お盆の広島は暑い。
「日本はもう亜熱帯だね!」
「冷たいビールが旨いわ!」
ビール好きだった父と同様にビール好きで前向きな弟が言う。
同窓会とお墓参りに帰省したときのことだ。
ついで、祖父に教わった刃物作りや研ぎの話をしながら、竹細工や彫りものや大工仕事と職人さんだったんだろうねって話をした。
木材の艶のある切削や精度の良いほぞ切りには木工工具の仕上げ研ぎがものをいう。
そういう仕上げ研ぎが出来る凄い合砥もいくつか手に入れたし、そのうちの一つは弟に譲った。
子どもの頃の私には使わせてもらえなかった祖父の合砥への憧憬は今でも残るが、現代を生きるエンジニア的には、
「切れ味なんて結局、平面同士を合わせる Ra (Rough Average) の話。母体を壊さず平面研磨が出来れば良いのよ」なんて、うそぶいた。
実は、剃刀や仕上げ鉋のような究極の切れ味には、巨大なカーバイドを含まない高品質な炭素鋼(e.g. 日立金属, 白紙1号)や、 ステンレスならば低炭素・高クロムで炭化物が非常に細かい(e.g. Böhler Uddeholm, AEB-L) のような鋼材であることが必要だ。 ここでいう「究極」とは細胞を壊さずに切ることのできるミクロトームと同等の Ra ≤ 50 nm ほどの鮮鋭度のことである。

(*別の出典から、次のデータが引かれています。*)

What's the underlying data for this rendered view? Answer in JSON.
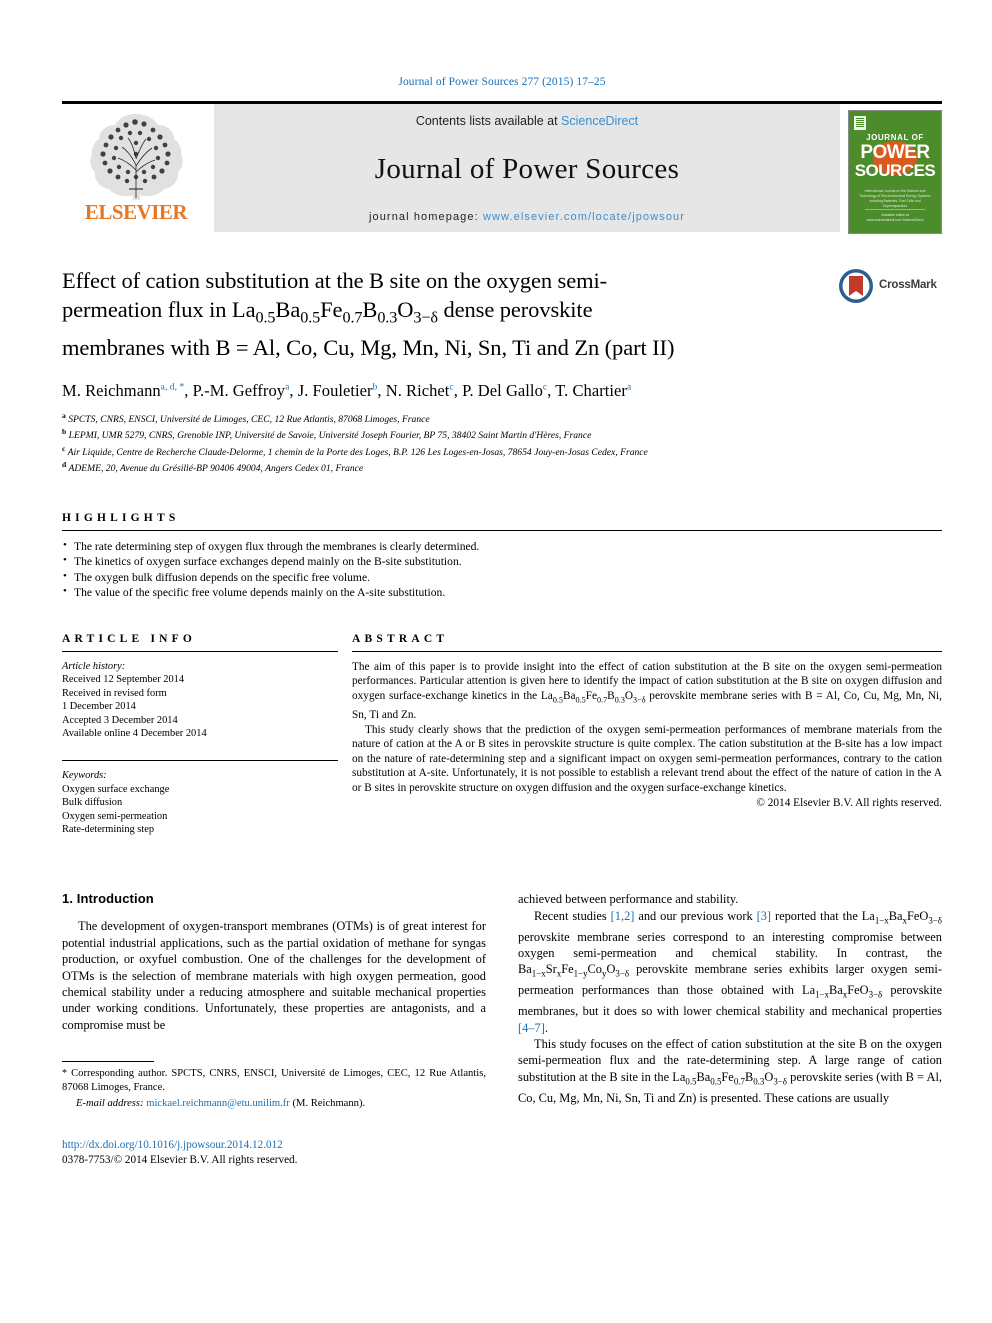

炭素鋼の刃物のミクロトームレベルの最終研磨には、アルミナスラリーの Baikalox® 0.05CR Polishing suspension が割と良いが、 刃物研ぎの使い勝手的には、もう一歩っていけそうという感じがある。 平面研ぎのベースに使っているアクリル板と懸濁液と炭素鋼とのマッチングがいまいちに感じられるのである。
帰宅して、 0.05 CR Aluminum powder を分散させるのに良いのは無いかなって思ってたら、 ふと乾燥して使いにくくなってた「消えいろ Pit」が目に止まった。
「あっ、これは PVP(ポリビニルピロリドン)!に pH指示薬(チモールフタレイン入り!」PVP は鎖が極性でかつ親水性、かつ比較的「塩基性/中性の立体分散子」として働きやすく、ブリッジングを起こしにくく、コロイド安定化剤として最適。 また、アルミナは電点がややアルカリ寄り(概ね pH 〜8ー9 のレンジ)で、pH を等電点に近づけると凝集しやすく、中性〜やや酸性(pH 6ー7)で安定になりやすい。
やったとばかりに、消えいろ PIT をアクリルプレートに塗って精製水で約 50 倍希釈して色が消えるまで練り続け、 空気中の二酸化炭素で中性から酸性になったところで、 Ra = 50 nm のアルミナ粉 Baikalox 0.05 CR をスパチュラ 1杯程投入し若干の消毒用エタノールIPを、 消泡と粘度調整のために加え、とろりとした均一なスラリーになるまでひたすら練って、ナノ研磨用スラリーの出来上がり。
こうして出来た研磨用スラリーで横手小刀を研いでみたところ、 出来合いのアルミなスラリーと違ってキシキシせずにぬるぬると、しかししっかりと研磨される感覚がある。
研ぐにつれ刃裏は表面鏡みたいになっていく。消毒用エタノールIPを噴霧して洗浄、キムワイプで拭ったら、 まるで光学迷彩のような朧な見た目となった。汚れのない鏡を写真に写すのは困難である。
一方、刃表は鍛錬の痕跡や軟鉄の組織が見えるような断層観察面みたいになっていた。
試し切りした檜の木口は艷やかに削れている。
消えいろPIT の PVP はファンタジー小説の白魔道士の支援魔法のように、よく Baikalox をサポートしたようだった。